A form of facial blindness, similar to prosopagnosia, is also known as facial agnosia. This is not necessary caused by cognitive loss of the dementia-related disease, but more by the damage that the disease has caused to the brain.

On the lighter side of this matter, that is if you can actually find one, is that it’s possible that your loved one with dementia may not have essentially forgotten you. He or she just may not be recognizing you at that exact moment.

Part of the training I’ve put in place for health care professionals, whether it is in a hospital or a nursing care community setting, is advising all staff members to introduce and reintroduce themselves every time they enter the patients’ rooms. This will help you. Please be vocal and use visual clues. If you’re wearing a name badge, show it to patients as you’re telling them your name. Optical suggestions are something we need to train ourselves to constantly use.

For family caregivers, being vocal is always going to be positive, for your voice is familiar. If you plan to visit with loved ones who have dementia, even in their own homes, please don’t start out your introduction as a question.  If you do, there is a very good chance that you will only raise anxiety and levels of confusion right off the bat. We need to learn to approach each dementia patient without multiple questions and needs for decisions. Instead, try to begin with a simple, uncomplicated introduction. Yes, even if you’re the spouse of 50 years, your first words should be “Hi, my name is Ellen. I’m your wife.” Don’t be abashed by this. The worst thing you can do is say, “Hi, do you remember me?” Questions can truly be the root of all evil.

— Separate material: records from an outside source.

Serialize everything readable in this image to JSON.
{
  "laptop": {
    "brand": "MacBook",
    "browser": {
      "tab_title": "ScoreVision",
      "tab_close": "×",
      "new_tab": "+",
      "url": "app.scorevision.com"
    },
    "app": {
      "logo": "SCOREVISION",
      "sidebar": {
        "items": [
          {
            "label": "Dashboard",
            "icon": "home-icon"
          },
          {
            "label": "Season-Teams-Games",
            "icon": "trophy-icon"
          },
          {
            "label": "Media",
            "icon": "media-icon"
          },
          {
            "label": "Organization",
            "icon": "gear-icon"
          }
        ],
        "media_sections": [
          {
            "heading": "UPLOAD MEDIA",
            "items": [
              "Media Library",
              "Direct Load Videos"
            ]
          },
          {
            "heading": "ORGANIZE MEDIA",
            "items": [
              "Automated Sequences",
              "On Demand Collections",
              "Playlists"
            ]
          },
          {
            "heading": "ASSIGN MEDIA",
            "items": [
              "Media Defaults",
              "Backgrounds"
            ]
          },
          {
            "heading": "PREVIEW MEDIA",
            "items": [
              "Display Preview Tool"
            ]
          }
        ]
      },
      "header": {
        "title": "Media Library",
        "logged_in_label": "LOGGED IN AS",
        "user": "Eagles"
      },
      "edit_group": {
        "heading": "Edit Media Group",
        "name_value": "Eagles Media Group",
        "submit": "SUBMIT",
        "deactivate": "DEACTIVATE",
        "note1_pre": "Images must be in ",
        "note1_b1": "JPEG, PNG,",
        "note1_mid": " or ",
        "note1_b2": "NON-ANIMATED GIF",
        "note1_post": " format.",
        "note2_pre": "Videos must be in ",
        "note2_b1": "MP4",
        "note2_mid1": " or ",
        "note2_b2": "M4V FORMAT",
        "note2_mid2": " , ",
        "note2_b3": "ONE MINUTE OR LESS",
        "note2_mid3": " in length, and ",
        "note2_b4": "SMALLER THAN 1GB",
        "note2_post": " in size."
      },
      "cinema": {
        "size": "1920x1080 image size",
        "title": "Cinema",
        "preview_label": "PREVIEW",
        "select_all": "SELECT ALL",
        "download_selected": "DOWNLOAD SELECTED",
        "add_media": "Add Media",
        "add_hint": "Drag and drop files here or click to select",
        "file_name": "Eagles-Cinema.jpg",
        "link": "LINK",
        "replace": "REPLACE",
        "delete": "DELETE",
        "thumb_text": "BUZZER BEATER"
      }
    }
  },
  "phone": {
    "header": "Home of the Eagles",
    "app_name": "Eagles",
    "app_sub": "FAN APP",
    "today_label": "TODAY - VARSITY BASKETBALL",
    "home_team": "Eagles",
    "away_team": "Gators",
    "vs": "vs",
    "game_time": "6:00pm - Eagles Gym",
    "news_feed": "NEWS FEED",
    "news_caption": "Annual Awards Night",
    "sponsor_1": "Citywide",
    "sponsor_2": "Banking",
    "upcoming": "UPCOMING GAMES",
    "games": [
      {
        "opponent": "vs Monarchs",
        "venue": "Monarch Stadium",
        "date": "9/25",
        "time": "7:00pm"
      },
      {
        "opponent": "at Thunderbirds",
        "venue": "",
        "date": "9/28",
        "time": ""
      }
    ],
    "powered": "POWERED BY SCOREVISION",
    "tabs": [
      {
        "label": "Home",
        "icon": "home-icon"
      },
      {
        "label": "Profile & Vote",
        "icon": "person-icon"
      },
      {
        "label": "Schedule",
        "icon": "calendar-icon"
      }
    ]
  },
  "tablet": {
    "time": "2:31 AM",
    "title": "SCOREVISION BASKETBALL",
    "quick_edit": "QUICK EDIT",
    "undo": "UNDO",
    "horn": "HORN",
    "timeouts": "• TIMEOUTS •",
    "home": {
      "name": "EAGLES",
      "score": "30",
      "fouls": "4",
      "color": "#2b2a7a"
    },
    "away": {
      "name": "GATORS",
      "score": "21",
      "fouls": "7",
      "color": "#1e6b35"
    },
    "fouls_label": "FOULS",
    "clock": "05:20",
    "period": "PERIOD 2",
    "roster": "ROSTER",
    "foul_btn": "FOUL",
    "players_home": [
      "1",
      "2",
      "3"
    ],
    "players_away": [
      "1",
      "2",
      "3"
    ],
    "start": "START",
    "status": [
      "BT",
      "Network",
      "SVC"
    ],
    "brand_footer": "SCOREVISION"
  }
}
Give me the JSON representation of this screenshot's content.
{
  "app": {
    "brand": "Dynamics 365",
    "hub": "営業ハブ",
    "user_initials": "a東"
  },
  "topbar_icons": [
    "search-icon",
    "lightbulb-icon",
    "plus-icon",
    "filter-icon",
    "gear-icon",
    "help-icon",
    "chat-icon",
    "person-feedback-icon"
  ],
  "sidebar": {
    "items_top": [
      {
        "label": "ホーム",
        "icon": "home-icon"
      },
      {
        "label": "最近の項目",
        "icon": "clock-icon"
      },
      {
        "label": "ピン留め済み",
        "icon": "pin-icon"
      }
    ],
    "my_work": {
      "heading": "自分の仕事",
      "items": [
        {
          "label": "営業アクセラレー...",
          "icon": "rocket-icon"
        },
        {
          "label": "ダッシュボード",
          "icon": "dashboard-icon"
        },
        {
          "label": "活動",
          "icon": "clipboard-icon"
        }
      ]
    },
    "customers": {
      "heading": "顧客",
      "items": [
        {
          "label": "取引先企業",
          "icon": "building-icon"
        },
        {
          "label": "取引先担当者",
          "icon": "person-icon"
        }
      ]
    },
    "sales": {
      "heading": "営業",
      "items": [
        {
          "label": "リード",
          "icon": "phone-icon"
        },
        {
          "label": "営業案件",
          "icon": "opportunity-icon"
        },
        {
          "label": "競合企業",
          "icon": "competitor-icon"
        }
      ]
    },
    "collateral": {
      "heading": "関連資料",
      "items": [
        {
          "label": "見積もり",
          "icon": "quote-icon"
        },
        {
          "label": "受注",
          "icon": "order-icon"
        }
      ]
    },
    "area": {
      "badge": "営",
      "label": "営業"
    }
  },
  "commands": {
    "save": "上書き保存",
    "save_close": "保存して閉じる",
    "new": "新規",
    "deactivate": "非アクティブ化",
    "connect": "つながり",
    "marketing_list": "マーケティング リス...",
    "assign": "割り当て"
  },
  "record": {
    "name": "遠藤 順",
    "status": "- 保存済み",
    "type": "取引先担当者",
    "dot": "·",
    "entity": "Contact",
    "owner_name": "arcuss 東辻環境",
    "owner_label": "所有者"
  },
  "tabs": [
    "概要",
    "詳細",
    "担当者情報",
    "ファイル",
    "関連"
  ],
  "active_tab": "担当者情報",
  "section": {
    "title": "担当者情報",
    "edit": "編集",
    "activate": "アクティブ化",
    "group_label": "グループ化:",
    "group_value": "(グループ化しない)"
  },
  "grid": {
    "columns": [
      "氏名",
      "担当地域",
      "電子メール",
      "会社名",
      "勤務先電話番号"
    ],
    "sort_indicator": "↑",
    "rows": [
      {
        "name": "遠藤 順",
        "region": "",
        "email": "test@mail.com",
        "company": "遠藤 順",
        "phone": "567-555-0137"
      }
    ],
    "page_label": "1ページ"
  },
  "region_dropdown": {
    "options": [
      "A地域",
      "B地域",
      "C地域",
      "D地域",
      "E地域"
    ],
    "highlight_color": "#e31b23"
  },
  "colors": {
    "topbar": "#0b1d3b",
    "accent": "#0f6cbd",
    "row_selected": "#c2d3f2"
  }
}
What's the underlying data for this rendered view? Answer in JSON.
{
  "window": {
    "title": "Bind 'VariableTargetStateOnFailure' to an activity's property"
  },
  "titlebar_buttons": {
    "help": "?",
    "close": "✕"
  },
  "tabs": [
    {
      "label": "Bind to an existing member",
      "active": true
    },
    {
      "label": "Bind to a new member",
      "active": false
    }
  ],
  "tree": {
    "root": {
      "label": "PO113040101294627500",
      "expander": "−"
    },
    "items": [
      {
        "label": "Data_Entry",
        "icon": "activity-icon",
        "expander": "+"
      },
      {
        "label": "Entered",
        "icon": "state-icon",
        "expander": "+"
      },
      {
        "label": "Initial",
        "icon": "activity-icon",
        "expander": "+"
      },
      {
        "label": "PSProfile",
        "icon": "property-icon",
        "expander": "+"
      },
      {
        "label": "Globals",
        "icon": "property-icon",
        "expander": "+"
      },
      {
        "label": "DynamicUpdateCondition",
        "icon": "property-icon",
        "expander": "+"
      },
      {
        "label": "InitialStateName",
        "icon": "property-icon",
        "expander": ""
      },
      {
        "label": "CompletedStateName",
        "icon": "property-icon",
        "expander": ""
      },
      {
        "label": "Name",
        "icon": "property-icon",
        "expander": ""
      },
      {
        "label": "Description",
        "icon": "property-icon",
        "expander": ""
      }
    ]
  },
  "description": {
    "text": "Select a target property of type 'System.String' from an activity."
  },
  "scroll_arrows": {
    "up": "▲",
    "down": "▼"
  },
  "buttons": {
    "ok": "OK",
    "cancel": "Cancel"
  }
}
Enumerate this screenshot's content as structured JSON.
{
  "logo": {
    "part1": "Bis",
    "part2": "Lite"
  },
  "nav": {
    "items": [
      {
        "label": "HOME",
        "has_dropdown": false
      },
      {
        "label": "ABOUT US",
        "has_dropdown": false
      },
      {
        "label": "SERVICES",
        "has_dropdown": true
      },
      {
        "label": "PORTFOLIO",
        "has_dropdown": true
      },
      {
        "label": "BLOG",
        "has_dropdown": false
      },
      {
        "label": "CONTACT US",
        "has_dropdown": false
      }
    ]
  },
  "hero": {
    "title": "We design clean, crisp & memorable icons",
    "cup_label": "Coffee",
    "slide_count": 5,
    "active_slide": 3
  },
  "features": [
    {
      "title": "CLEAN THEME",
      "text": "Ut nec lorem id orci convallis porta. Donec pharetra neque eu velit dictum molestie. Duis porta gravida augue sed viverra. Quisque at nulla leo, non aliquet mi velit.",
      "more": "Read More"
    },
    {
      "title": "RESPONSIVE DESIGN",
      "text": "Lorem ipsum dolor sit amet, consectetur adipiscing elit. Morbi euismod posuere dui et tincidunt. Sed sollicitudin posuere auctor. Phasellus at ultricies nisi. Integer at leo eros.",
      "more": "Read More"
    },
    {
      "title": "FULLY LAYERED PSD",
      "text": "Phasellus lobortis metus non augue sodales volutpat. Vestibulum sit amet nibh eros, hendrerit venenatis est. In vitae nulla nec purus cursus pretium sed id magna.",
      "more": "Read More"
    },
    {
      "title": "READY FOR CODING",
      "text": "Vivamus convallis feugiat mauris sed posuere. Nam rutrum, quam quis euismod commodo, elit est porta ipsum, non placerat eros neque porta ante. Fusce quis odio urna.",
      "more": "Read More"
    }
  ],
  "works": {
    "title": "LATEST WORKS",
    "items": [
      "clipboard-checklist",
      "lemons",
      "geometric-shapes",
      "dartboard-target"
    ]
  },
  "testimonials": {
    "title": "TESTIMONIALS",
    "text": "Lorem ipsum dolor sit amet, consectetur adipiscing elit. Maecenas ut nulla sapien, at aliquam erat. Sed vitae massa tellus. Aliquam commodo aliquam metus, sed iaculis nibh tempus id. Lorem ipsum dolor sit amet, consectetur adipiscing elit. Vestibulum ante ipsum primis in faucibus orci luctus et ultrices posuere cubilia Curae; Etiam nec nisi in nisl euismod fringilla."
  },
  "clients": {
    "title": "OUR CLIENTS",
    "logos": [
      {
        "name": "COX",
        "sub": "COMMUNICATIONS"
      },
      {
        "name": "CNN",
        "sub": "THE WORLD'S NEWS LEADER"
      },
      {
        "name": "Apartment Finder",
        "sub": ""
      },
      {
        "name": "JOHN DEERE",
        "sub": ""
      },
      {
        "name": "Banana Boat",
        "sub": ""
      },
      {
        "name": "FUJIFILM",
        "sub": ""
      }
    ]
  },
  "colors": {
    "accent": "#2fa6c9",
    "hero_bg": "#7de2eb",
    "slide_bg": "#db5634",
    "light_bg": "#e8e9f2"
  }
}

 Again, forcing patients to struggle for answers at the inception will get you absolutely nowhere. If you must ask important questions, slowly work your way into them. Let their upper gears start turning first. If approached correctly, you may even get the correct answer. If this is about an important medical or financial matter, however, these answers need verification from a family member or each patient’s advocate.

To summarize, remember that important piece of general advice in introductory etiquette for dementia-related patients: Before you introduce yourself, make sure they have visual contact with you. Don’t walk up behind them and startle them. When in eye contact, let him or her hear your voice.

Ultimately, most of these suggestions refer to those patients who are in the moderate to latter stages of dementia. But even those in the earlier stages may be more confused in the later part of the day when they may be experiencing sundowners (sundown syndrome) or are just worn out from a full day of living with cognitive disability. The most important factor in any setting is to make sure they receive the respect that they truly deserve.

You may be fortunate enough to have an exceptional conversation and have mutually satisfying experiences with those living with dementia just by starting out correctly. You know what they say about first impressions.